No need to explain. Cats exhibit good situational awareness and risk management habits. They usually enjoy good rates of climb and grease their landings. They also know how to roll inverted on occasion.

Our house has two. I think I have a picture of our Maine Coon swatting a Remove Before Flight pitot cover somewhere.

Rhonda said...

Margo makes the rules and she doesn't allow the other cat in the lounge. The cat makes the rules. I didn't see that coming.

What made you think any mere human could stop a cat going where it was physically possible for them to go?

Short of a barrier separating them (and I seem to recall you mentioning them ... interacting ... in the hangar earlier) only cat rules would keep a cat out of a space.

Rhonda said...

When a friend and I visited Greece last spring, one of the best parts about the (tiny and otherwise nondescript) airport in Mykonos was that there were several cats in the outer lobby.

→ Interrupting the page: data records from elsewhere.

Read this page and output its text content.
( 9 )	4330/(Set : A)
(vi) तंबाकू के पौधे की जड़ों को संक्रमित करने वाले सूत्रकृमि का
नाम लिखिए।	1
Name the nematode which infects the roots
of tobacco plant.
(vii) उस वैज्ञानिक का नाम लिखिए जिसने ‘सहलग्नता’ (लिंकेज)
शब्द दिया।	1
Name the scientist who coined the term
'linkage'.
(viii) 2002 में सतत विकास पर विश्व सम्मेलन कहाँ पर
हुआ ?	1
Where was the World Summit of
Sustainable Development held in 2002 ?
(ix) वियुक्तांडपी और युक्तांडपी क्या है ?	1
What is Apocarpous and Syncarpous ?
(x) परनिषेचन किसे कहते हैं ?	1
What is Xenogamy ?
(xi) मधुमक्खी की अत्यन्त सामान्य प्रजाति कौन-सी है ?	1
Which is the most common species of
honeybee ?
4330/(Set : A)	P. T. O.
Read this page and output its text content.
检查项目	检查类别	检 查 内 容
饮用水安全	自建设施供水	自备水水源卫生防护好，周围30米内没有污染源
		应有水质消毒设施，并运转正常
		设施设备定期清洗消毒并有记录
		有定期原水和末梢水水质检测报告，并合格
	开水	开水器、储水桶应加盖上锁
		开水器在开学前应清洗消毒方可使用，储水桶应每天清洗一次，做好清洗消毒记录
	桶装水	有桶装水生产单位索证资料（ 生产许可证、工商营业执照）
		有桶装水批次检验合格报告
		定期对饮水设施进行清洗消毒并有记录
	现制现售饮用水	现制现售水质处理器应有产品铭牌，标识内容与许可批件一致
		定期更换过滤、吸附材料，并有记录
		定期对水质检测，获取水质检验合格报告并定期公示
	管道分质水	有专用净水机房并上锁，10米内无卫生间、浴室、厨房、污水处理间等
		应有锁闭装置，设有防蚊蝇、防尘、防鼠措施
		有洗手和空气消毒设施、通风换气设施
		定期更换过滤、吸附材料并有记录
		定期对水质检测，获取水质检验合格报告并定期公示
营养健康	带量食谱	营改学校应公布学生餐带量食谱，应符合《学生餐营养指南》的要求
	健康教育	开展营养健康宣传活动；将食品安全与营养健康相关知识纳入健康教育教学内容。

One of the cats decided that she liked me very much and took up residence on my lap (until we had to go through security and proceed to our gate. I got the impression that the cats weren't allowed in--there certainly weren't any inside the gate area. Though as a different Rhonda pointed out, how would they really stop them?)

It was one of the nicest waits I've ever had in an airport. More airports should have cats (though of course B would seriously disagree with that comment. Pity about the allergies...).